"Dark Truth," © Sabin Corneliu Buraga.
According to the Ministry of Interior of the reformist government of Mr. Khatami, the reformist candidate Dr. Moeen came in the fifth place in the elections of this Friday and about 28 million participated in the elections.
There are basically only two possible alternatives. The results are rigged or they aren't. No matter which one of the above is the case, blaming the pro-boycott camp for the low vote is meaningless and ridiculous. In the first case, their candidate has actually won. In the second case, given the high turnout and the low rank of their candidate, the participation of those who boycotted the elections wouldn't have changed the results in any reasonable expectation.
Either way, those who advocated participation in this election made a very terrible mistake and dealt a very heavy blow to the process of the move towards democracy in Iran, as I will try to show in this article.
Alternative 1: The results are rigged: If so, assuming Moeen was truly in the first or the second rank, the cheating must have been extremely monumental. The question the voting advocates have to ask themselves is: why did they participate and called others, in such huge numbers, to participate in a system where such amount of cheating is permissible, even when the executive responsible for holding that election was controlled by the so-called reformist side? Whether it was due to the Bassijis interference or some other means is irrelevant. They advocated voting for a president that can't prevent such a blatant fraud in such a supposedly important election.
Furthermore, if this is the case, the pro-voting campaigners must have succeeded in increasing the number of voters considerably for their candidate to have reached, in the unrigged reality, the top two ranks. Thus, using the excuse of cheating cannot lift the responsibility of their decision off their shoulders. On the contrary, it exacerbates it. For if this is the case, they are the ones who have made possible this huge turnout for such a non-transparent system.
Alternative 2: The results are more or less correct, leaving room only for the usual procedure of adding a certain percentage to the total number of ballots cast. In this case, the pro-participation advocates basically provided the regime with the large number of votes it so desperately needed, despite the fact that the chances of their candidate to win the election were so slim.

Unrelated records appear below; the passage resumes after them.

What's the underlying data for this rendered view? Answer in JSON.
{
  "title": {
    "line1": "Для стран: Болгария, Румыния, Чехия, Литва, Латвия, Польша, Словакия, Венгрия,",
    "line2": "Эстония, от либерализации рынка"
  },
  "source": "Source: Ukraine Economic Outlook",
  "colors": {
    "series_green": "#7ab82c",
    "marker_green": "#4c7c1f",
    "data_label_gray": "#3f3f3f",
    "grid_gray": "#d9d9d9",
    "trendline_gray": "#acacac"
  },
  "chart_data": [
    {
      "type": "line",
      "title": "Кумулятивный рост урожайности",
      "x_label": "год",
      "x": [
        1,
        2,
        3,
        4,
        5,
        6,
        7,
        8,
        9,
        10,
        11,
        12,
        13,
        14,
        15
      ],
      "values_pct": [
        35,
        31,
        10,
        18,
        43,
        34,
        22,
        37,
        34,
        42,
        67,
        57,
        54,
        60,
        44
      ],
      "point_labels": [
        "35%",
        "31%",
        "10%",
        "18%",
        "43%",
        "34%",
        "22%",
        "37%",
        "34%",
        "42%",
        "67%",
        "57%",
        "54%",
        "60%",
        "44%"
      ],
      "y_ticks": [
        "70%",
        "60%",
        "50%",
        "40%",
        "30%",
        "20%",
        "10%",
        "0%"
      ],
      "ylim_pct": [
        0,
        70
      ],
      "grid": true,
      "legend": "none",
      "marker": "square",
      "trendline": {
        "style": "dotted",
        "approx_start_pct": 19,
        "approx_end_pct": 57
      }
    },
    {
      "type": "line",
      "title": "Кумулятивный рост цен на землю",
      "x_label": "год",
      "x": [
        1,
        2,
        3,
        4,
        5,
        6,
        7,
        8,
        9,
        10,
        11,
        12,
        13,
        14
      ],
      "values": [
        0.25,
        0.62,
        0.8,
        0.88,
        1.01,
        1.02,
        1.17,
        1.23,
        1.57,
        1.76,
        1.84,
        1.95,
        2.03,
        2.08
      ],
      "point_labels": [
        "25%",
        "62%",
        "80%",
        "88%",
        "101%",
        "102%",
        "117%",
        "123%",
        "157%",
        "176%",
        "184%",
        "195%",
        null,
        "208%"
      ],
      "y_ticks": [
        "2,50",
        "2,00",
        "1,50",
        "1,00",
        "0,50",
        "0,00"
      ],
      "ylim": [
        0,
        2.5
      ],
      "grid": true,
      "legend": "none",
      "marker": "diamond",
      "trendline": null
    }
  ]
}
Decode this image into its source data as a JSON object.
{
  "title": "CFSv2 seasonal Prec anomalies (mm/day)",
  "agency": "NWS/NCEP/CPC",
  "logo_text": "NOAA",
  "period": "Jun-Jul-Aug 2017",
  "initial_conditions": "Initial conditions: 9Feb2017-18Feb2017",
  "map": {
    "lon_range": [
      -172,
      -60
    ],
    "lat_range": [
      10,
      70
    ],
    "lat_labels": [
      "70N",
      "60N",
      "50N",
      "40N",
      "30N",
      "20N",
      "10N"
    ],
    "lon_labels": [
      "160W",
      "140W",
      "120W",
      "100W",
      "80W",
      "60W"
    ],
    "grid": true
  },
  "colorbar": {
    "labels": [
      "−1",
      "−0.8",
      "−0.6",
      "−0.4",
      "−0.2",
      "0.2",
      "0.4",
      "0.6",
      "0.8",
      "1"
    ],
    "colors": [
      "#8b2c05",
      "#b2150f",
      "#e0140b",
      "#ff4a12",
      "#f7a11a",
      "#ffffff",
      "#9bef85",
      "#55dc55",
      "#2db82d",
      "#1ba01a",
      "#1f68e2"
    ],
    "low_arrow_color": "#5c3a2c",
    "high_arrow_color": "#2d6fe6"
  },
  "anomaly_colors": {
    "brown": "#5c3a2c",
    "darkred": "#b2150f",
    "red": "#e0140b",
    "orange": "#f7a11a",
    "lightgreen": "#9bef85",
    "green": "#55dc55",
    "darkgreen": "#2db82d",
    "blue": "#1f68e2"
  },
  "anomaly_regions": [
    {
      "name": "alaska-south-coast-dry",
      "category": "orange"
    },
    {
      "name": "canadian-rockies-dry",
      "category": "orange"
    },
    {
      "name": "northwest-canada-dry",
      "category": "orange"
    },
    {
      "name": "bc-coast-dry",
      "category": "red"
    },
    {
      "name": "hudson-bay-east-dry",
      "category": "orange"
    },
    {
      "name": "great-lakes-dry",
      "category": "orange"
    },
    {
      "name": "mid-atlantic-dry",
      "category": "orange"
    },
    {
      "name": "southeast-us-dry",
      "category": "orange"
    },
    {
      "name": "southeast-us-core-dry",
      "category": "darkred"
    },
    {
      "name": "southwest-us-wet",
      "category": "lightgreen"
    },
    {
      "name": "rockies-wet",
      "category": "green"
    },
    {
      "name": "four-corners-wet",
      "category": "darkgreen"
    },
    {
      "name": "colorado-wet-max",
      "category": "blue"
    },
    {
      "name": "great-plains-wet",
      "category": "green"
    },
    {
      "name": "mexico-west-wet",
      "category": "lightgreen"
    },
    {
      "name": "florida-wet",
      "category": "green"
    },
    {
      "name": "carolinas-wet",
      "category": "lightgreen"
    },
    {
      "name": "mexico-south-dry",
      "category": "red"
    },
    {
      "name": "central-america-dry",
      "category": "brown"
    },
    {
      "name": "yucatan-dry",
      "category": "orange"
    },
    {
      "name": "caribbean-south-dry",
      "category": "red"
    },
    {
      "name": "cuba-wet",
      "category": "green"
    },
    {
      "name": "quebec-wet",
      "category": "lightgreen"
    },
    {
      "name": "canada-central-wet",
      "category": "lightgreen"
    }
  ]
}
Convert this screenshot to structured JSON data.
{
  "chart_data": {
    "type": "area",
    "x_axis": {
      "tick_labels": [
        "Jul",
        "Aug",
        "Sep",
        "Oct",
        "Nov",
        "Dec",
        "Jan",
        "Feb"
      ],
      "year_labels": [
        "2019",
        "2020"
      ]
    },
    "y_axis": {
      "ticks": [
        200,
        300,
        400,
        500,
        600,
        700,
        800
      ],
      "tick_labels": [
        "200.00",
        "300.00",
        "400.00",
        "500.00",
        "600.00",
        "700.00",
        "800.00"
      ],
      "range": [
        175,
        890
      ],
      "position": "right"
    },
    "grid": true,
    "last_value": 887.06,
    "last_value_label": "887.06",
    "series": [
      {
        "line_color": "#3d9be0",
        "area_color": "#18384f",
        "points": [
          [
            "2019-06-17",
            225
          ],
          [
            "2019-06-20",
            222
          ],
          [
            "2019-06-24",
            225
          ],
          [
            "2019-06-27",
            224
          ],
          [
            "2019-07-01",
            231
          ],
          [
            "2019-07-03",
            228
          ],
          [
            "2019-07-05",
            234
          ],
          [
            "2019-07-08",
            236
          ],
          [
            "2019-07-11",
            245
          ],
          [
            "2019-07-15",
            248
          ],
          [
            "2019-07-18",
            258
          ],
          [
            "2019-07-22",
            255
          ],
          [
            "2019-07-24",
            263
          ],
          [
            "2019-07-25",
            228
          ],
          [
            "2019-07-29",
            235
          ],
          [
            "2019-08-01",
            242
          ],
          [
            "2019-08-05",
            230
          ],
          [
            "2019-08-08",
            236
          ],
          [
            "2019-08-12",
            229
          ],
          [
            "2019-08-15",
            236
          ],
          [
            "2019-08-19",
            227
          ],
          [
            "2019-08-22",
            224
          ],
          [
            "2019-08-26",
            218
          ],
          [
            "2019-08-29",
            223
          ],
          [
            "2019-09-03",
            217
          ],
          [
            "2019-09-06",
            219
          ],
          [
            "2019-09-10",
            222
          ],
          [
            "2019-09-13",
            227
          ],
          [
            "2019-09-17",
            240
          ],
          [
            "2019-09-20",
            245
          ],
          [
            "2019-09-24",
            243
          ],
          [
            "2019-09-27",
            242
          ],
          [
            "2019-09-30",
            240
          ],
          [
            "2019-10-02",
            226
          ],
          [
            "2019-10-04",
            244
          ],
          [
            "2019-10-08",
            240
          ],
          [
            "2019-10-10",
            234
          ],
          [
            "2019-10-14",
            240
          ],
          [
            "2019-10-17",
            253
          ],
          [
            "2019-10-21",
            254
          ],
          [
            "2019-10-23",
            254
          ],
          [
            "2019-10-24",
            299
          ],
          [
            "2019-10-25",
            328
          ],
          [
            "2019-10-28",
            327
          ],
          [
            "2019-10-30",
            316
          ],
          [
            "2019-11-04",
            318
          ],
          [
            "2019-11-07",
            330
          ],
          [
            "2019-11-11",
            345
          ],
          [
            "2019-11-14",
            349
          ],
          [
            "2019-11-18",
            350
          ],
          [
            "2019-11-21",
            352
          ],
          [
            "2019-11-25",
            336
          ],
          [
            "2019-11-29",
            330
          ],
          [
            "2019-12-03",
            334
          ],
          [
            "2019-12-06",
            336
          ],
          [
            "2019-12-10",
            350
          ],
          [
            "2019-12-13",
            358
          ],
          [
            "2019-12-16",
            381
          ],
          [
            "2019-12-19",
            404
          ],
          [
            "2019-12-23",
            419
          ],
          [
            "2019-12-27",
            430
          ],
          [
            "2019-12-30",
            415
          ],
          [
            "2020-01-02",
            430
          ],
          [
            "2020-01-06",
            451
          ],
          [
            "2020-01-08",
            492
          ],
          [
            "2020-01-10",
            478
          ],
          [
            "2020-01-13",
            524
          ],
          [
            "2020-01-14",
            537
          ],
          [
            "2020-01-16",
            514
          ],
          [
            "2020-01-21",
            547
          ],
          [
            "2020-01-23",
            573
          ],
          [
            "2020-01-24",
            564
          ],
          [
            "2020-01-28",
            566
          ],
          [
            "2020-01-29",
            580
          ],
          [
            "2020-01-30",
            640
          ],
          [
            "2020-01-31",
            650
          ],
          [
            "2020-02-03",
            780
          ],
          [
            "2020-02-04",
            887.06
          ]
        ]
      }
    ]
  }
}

This might seem as paradoxical at first: if their candidate didn't win so many votes, what has the large number of participants got to do with them and their campaigning?
The answer is, had they done the right thing and joined the boycott of elections and so helped in forming a voice against participation, this could have become the dominant paradigm of the society and led to a much lower turnout than what we see now.
Some will undoubtedly start blaming the people and repeat the worn out excuse that the talk of freedom and democracy is futile for such a people as ours. This is not true. The people have been extremely patient with this reform, but masses need direction and correct messages. When you bombard them with sophistries, wrong messages and show them only dead-ends, that is where you finally reach. No democratic society was from the beginning made of intellectual philosophers (and is not even today). This is an excuse for passivity. It is not the people, but most of the activists and political players that are ignorant, incompetent and out of touch with reality.
The lessons to be learned are many. The most important is the fact that the heads of real power are acting in unison to navigate in troubled waters and save the regime. The myth of enmity between Khamenei and Rafsanjani has to be thrown away. In my opinion, their real important objective in this election has been to win as many votes as possible, break the boycott, and to prevent the younger, hot-headed and less-sophisticated hardliner aspirants to come to power in the current international conditions. The reformists were manageable and not important. Using them was a calculated risk. They would have needed such a huge turnout to win that if they did win, that was considered worthwhile. Those who will tell the shots will remain the same anyway It was important that the international image is left unharmed by extreme hardliners.
There still remains one possibility of fraud: Ahmadinejad could very well have been raised over Karroubi by cheating. If so, the reason should be clear by now. They need another huge turnout for the second round. People must be given enough incentive to participate; and preventing Ahmadinejad from winning will give them exactly that. In any case, it is quite certain now that Rafsanjani is going to be the winner, even by cheating the results if necessary.
The other important lesson is that some political leaders, activists and writers should be completely ignored from now on. They will only create noise and confuse the situation. The Participation Front (Mosharekat), The Islamic Revolutionary Mujahideen Organization (Mojahedin-e Enghelaab), The Freedom Movement (Nehzat Azadi) and their supporters are finished. Instead others who both understand the situation and have proven honest and willing to act should be supported.
This article is not to beat a dead horse. I believed it was necessary because old excuses will be repeated again for certain in the coming days to justify this mistake. If we still insist on remaining blind, only worse kinds of defeat will await us in the future. By rejecting a total boycott democracy in Iran lost an important battle on Friday. There would not be another such an opportune moment in the near future. This chance was missed. There is now the time to cut the losses and begin the real grass-root struggle for a referendum. The first step must be the boycott of the second round of this "elections." It is finally time to understand the simple fact that freedom is not free.